A friend of his son’s, a volunteer ambulance worker, came over to see if he could help.
When he discovered that Miller’s blood oxygen level was 75%, where normal is 95% to 100%, “my son’s friend said, ‘You’ve got to go to the hospital now,’” Miller says.
An ambulance rushed him to the Emergency Department of Westchester Medical Center (WMC), in Valhalla. There, staffers put him into a medically induced coma, placed him on a ventilator and transferred him to the ICU. “Some COVID patients showed up incredibly sick, and Mr. Miller was one of them,” says Avi Levine, MD. Though Dr. Levine is a cardiologist, he and other physicians helped care for the hospital’s influx of COVID patients.
Yet not even a ventilator could save Miller. After 24 hours, his physicians took an even more extreme measure, also placing him on what’s called an extracorporeal membrane oxygenation (ECMO) machine, which oxygenated his blood, removed carbon dioxide and returned it to his heart to be pumped throughout his body.
Still, Miller didn’t improve. “For three weeks, he sat there with minimally acceptable oxygen numbers, never meaningfully above 90 percent,” Dr. Levine shares. Then, one day, something changed: Doctors were able to drain fluid from around Miller’s lungs. “He started getting better, and nearly as rapidly as he had gotten sick, he began to improve. His body was finally fighting back,” Dr. Levine remembers.

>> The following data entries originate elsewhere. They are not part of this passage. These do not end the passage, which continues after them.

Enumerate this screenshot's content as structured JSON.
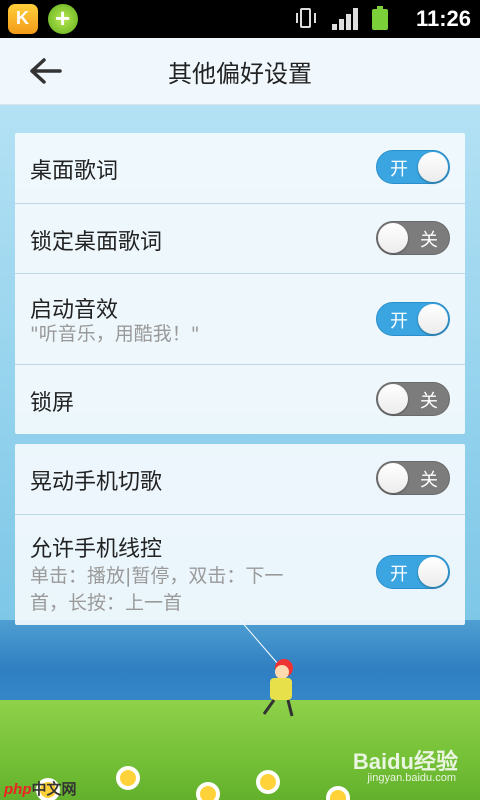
{
  "status_bar": {
    "time": "11:26",
    "icons": [
      "app-k-icon",
      "app-plus-icon",
      "vibrate-icon",
      "signal-icon",
      "battery-icon"
    ]
  },
  "header": {
    "back_icon": "back-arrow-icon",
    "title": "其他偏好设置"
  },
  "groups": [
    {
      "items": [
        {
          "label": "桌面歌词",
          "subtitle": "",
          "state": "开",
          "on": true
        },
        {
          "label": "锁定桌面歌词",
          "subtitle": "",
          "state": "关",
          "on": false
        },
        {
          "label": "启动音效",
          "subtitle": "\"听音乐，用酷我！\"",
          "state": "开",
          "on": true
        },
        {
          "label": "锁屏",
          "subtitle": "",
          "state": "关",
          "on": false
        }
      ]
    },
    {
      "items": [
        {
          "label": "晃动手机切歌",
          "subtitle": "",
          "state": "关",
          "on": false
        },
        {
          "label": "允许手机线控",
          "subtitle_lines": [
            "单击：播放|暂停，双击：下一",
            "首，长按：上一首"
          ],
          "state": "开",
          "on": true
        }
      ]
    }
  ],
  "watermarks": {
    "baidu": "Baidu经验",
    "baidu_sub": "jingyan.baidu.com",
    "php_a": "php",
    "php_b": "中文网"
  },
  "colors": {
    "toggle_on": "#3aa5e0",
    "toggle_off": "#7c7c7c",
    "status_bar": "#000000"
  }
}
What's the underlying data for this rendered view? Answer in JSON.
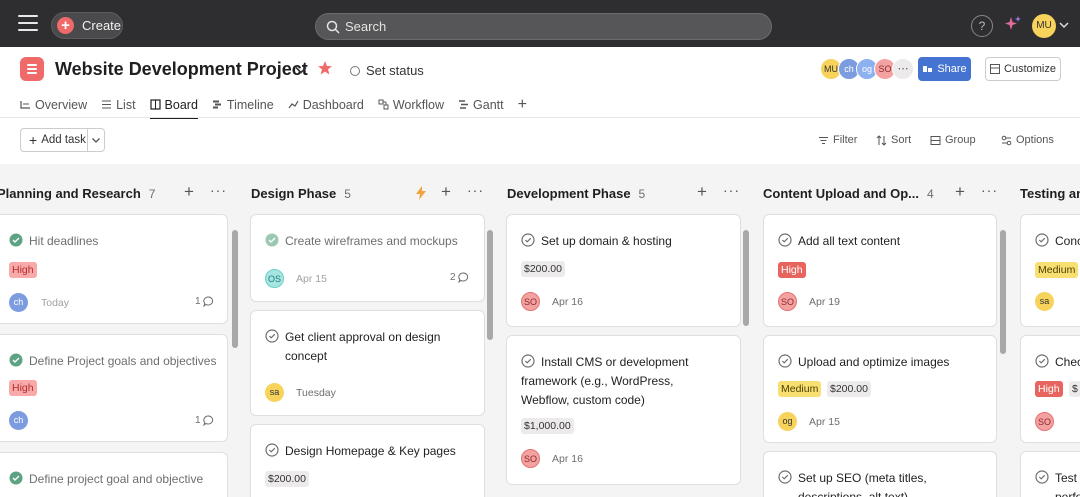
{
  "topbar": {
    "create_label": "Create",
    "search_placeholder": "Search",
    "help_glyph": "?",
    "me_initials": "MU"
  },
  "project": {
    "title": "Website Development Project",
    "set_status": "Set status",
    "share_label": "Share",
    "customize_label": "Customize",
    "members": [
      {
        "initials": "MU",
        "color": "#f7d35c"
      },
      {
        "initials": "ch",
        "color": "#7c9cdf"
      },
      {
        "initials": "og",
        "color": "#8db0f0"
      },
      {
        "initials": "SO",
        "color": "#f3a1a1"
      }
    ],
    "more_glyph": "⋯"
  },
  "tabs": [
    {
      "label": "Overview",
      "icon": "overview-icon"
    },
    {
      "label": "List",
      "icon": "list-icon"
    },
    {
      "label": "Board",
      "icon": "board-icon",
      "active": true
    },
    {
      "label": "Timeline",
      "icon": "timeline-icon"
    },
    {
      "label": "Dashboard",
      "icon": "dashboard-icon"
    },
    {
      "label": "Workflow",
      "icon": "workflow-icon"
    },
    {
      "label": "Gantt",
      "icon": "gantt-icon"
    }
  ],
  "toolbar": {
    "add_task": "Add task",
    "filter": "Filter",
    "sort": "Sort",
    "group": "Group",
    "options": "Options"
  },
  "columns": [
    {
      "title": "Planning and Research",
      "count": "7",
      "cards": [
        {
          "title": "Hit deadlines",
          "done": true,
          "tag": "High",
          "assignee": "ch",
          "date": "Today",
          "comments": "1"
        },
        {
          "title": "Define Project goals and objectives",
          "done": true,
          "tag": "High",
          "assignee": "ch",
          "comments": "1"
        },
        {
          "title": "Define project goal and objective",
          "done": true
        }
      ]
    },
    {
      "title": "Design Phase",
      "count": "5",
      "cards": [
        {
          "title": "Create wireframes and mockups",
          "done": true,
          "assignee": "OS",
          "date": "Apr 15",
          "comments": "2"
        },
        {
          "title": "Get client approval on design concept",
          "assignee": "sa",
          "date": "Tuesday"
        },
        {
          "title": "Design Homepage & Key pages",
          "price": "$200.00"
        }
      ]
    },
    {
      "title": "Development Phase",
      "count": "5",
      "cards": [
        {
          "title": "Set up domain & hosting",
          "price": "$200.00",
          "assignee": "SO",
          "date": "Apr 16"
        },
        {
          "title": "Install CMS or development framework (e.g., WordPress, Webflow, custom code)",
          "price": "$1,000.00",
          "assignee": "SO",
          "date": "Apr 16"
        }
      ]
    },
    {
      "title": "Content Upload and Op...",
      "count": "4",
      "cards": [
        {
          "title": "Add all text content",
          "tag": "High",
          "assignee": "SO",
          "date": "Apr 19"
        },
        {
          "title": "Upload and optimize images",
          "tag": "Medium",
          "price": "$200.00",
          "assignee": "og",
          "date": "Apr 15"
        },
        {
          "title": "Set up SEO (meta titles, descriptions, alt text)"
        }
      ]
    },
    {
      "title": "Testing an",
      "cards": [
        {
          "title": "Conc",
          "tag": "Medium",
          "assignee": "sa"
        },
        {
          "title": "Chec",
          "tag": "High",
          "price": "$",
          "assignee": "SO"
        },
        {
          "title": "Test w perform"
        }
      ]
    }
  ]
}
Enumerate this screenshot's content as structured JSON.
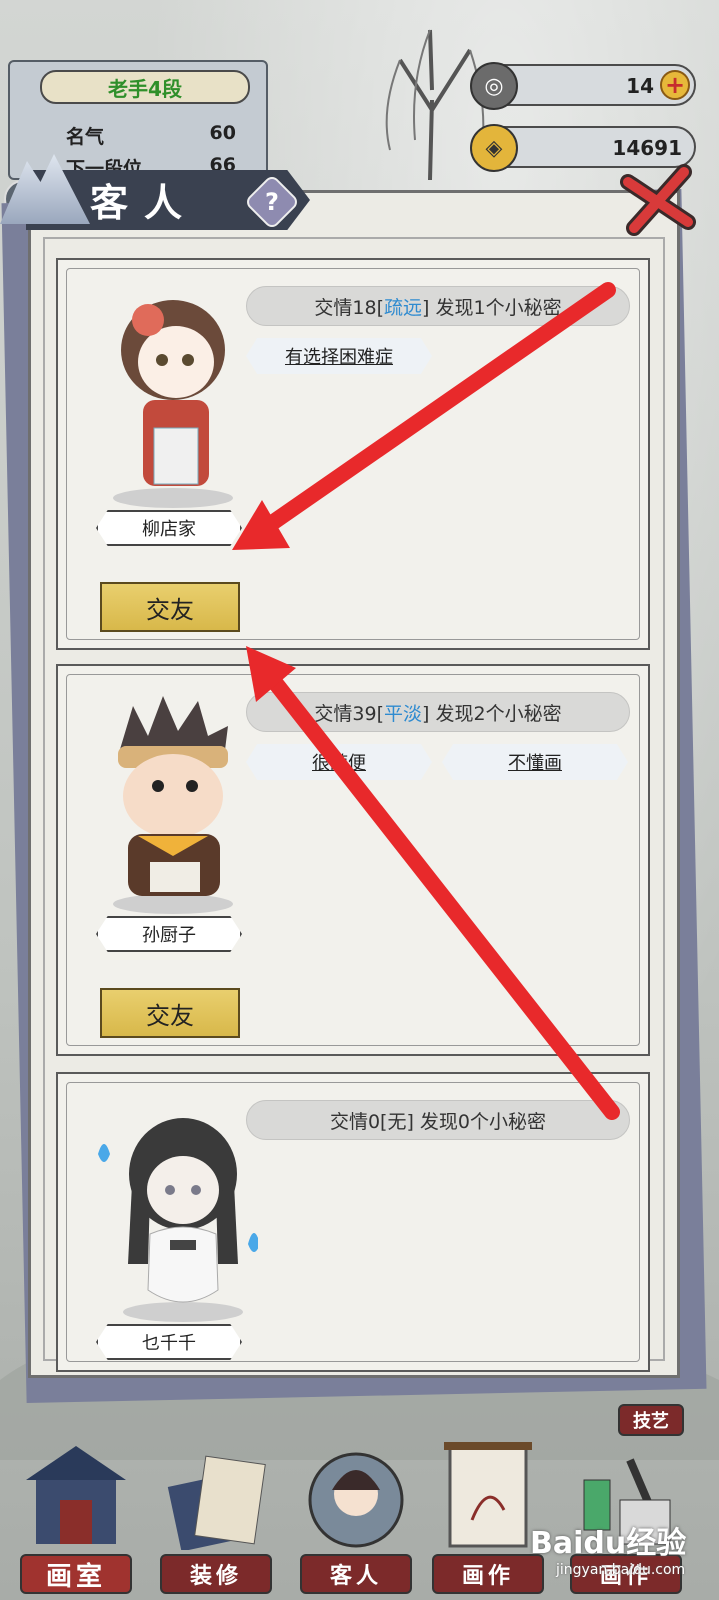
{
  "rank": {
    "title": "老手4段",
    "fame_label": "名气",
    "fame_value": "60",
    "next_label": "下一段位",
    "next_value": "66"
  },
  "currency": {
    "ink_value": "14",
    "coin_value": "14691",
    "plus_label": "+"
  },
  "modal": {
    "title": "客人",
    "help_label": "?"
  },
  "guests": [
    {
      "name": "柳店家",
      "friendship_prefix": "交情18[",
      "friendship_level": "疏远",
      "friendship_suffix": "] 发现1个小秘密",
      "traits": [
        "有选择困难症"
      ],
      "button": "交友"
    },
    {
      "name": "孙厨子",
      "friendship_prefix": "交情39[",
      "friendship_level": "平淡",
      "friendship_suffix": "] 发现2个小秘密",
      "traits": [
        "很随便",
        "不懂画"
      ],
      "button": "交友"
    },
    {
      "name": "乜千千",
      "friendship_prefix": "交情0[",
      "friendship_level": "无",
      "friendship_suffix": "] 发现0个小秘密",
      "traits": []
    }
  ],
  "nav": {
    "items": [
      "画室",
      "装修",
      "客人",
      "画作",
      "画作"
    ],
    "skill": "技艺"
  },
  "watermark": {
    "brand": "Baidu经验",
    "url": "jingyan.baidu.com"
  },
  "colors": {
    "highlight_blue": "#2f8bd0",
    "rank_green": "#2f8f2a",
    "arrow_red": "#e8292b",
    "button_gold": "#e0c25a",
    "nav_red": "#7c2a2a"
  }
}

After Miller was weaned off the ECMO machine, he spent several more weeks in the hospital, undergoing physical therapy while being partially weaned off the ventilator. One of his first memories is of being discharged: “My children and grandchildren were standing outside, along with the doctors and Doctor Levine,” he shares. Stays at two rehabilitation facilities helped him regain his ability to breathe independently and grow strong enough to return home.

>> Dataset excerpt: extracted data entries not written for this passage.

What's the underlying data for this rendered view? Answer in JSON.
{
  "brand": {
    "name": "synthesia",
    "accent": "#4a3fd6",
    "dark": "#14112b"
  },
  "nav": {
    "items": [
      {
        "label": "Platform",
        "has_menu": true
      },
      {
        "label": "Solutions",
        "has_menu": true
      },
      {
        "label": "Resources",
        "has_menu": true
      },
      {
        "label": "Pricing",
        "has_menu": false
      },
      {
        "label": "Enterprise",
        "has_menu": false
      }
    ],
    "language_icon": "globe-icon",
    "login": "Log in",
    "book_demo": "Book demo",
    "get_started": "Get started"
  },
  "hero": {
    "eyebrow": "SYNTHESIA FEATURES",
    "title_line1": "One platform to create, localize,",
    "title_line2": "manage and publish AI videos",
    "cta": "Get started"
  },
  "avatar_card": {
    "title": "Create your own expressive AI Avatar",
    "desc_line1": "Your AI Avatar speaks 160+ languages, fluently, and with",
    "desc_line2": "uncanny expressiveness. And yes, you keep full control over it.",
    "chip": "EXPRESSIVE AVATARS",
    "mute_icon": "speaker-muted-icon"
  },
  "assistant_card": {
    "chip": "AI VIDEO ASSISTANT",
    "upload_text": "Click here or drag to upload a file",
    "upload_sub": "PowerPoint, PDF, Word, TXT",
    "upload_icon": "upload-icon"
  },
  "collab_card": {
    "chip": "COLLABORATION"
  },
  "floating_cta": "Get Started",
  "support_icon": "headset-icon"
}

Today, Miller, who sells silver, is immersed in his business once more. But perhaps the most interesting thing is that he emerged from his crisis with a newfound love and talent for fine art. “One of the first things I said to my family when I could finally speak again was ‘I want to paint,’” says Miller, who doesn’t recall ever having had that urge previously. He has since created more than 500 modern-art-style paintings, some of which he shared with his new friends at WMC. “I gave them my nicest painting, plus a couple of others they wanted.”

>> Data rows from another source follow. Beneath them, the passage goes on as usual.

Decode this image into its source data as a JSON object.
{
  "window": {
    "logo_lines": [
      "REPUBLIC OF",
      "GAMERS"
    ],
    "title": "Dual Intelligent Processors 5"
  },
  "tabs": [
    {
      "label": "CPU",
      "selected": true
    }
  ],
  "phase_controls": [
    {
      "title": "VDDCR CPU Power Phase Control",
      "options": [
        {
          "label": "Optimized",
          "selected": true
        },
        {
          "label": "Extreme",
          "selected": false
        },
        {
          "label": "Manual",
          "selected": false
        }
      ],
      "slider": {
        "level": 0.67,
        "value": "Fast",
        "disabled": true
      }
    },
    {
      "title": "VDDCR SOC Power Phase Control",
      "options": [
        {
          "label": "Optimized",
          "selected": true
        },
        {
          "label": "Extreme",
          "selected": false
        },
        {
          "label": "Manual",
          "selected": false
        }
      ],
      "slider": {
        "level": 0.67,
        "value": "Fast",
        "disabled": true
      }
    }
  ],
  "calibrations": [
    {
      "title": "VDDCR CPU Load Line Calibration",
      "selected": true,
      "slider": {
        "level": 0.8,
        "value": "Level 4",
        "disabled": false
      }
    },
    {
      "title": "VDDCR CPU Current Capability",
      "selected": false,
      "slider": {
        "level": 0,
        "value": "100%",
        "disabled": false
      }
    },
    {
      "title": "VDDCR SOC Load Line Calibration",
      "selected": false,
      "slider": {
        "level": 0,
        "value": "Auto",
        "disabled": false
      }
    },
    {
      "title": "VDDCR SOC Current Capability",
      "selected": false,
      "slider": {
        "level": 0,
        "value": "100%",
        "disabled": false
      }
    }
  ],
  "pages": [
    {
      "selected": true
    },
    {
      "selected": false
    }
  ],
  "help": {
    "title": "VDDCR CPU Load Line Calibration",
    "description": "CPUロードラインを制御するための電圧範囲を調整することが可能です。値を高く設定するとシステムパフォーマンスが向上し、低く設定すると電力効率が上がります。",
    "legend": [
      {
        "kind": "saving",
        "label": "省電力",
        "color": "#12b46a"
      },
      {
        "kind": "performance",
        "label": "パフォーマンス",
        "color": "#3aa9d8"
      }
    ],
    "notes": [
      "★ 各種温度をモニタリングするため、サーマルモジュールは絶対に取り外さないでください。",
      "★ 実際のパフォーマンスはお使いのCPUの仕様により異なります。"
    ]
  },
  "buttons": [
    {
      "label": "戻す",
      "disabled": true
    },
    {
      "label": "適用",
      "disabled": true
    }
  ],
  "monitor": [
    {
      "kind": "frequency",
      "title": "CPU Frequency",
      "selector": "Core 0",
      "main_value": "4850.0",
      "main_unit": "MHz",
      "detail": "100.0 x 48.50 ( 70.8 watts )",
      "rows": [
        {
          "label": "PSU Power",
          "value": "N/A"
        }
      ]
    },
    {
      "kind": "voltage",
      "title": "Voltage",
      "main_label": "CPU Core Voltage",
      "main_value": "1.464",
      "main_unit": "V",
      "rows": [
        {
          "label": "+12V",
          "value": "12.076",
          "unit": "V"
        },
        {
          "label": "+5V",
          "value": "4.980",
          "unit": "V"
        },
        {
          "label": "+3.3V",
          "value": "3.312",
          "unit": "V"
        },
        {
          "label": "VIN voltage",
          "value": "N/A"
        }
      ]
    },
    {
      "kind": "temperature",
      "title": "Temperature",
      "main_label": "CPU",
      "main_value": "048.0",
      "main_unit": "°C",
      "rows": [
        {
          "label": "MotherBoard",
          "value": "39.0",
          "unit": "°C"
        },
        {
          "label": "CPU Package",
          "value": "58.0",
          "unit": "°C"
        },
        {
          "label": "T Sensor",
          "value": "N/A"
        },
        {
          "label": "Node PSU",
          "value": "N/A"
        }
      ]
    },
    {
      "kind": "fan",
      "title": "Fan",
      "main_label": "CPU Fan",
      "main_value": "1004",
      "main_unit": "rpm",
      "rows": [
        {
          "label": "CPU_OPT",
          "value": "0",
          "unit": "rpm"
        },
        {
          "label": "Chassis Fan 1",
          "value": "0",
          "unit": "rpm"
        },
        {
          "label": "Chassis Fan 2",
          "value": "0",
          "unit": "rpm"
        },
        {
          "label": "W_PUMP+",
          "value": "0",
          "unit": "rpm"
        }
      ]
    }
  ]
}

“It’s a miracle Mr. Miller survived and is thriving,” marvels Dr. Levine. Miller also considers it a miracle that his ambulance driver took him to WMC, rather than to a closer hospital that did not have ECMO capability. “Every morning, I say 15 blessings, for things like being able to stand, stretch and bend,” says Miller, who is a Hasidic Jew. “Now, I say a 16th — that I was sent to Westchester Medical Center.”